Already many "establishment" Republicans are calling for Fisher to back down in order to avoid a primary fight. The establishment in the party, for as long as I can remember, has preferred a hand-picked favorite rather than having a primary. They argue that a primary fight wastes resources and that by avoiding a primary the GOP's anointed one can concentrate, from the start, on running for the final, November, election. They are wrong and that kind of thinking is one of the reasons the Republican Party does so poorly in this Commonwealth.
Primaries are good for the party for several reasons.
1. The winning candidate gains the experience from the primary campaign.
2. The press will cover the race rather than using all its ink to cover the Democratic primary.
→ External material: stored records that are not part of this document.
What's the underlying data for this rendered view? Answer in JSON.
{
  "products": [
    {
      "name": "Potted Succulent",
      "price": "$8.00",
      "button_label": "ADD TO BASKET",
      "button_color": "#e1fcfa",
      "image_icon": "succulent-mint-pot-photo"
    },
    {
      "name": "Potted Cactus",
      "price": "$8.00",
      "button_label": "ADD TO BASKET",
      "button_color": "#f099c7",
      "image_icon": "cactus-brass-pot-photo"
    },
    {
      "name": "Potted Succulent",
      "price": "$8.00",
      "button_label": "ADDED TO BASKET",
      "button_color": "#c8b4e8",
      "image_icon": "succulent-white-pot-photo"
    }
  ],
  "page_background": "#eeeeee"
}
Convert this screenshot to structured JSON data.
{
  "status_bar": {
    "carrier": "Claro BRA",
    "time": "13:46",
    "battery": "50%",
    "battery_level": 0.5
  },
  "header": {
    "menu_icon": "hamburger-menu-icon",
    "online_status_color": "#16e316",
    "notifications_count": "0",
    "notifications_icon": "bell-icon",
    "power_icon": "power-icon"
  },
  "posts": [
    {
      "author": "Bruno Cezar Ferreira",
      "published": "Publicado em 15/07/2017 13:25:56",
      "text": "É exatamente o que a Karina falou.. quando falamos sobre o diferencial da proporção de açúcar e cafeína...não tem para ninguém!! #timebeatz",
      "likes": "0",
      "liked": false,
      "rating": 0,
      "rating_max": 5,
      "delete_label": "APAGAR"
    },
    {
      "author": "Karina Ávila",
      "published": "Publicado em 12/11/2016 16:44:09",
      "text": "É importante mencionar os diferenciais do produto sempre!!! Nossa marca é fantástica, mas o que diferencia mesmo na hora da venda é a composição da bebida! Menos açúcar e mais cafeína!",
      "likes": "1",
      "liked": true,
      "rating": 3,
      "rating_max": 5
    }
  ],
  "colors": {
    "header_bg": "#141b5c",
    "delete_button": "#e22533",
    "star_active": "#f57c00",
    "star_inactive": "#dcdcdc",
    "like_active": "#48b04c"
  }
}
3. Independent voters who decide to vote in the Republican primary are more likely to vote for a Republican in November. If there is no GOP primary, voters may vote in the Democratic primary and then may have a tendency to stick with the candidate they supported in the primary.
4. While we cannot know who someone votes for in the primary we can know whether they voted in the GOP primary, that gives us a list of independent voters who are favorable to the GOP. The key to winning in Massachusetts is getting the independent vote. Knowing which independents (technically "unenrolled") voters lean Republican is very helpful, but expensive to find out. Here in Massachusetts the Commonwealth will tell you, for free, which unenrolled voters took a Republican ballot.
5. The primary can be a practice run for the November get-out-the-vote effort.
If the objective is to elect more Republicans, then give the voters more opportunities to vote for Republicans. Recruit more candidates for more offices. And have primaries.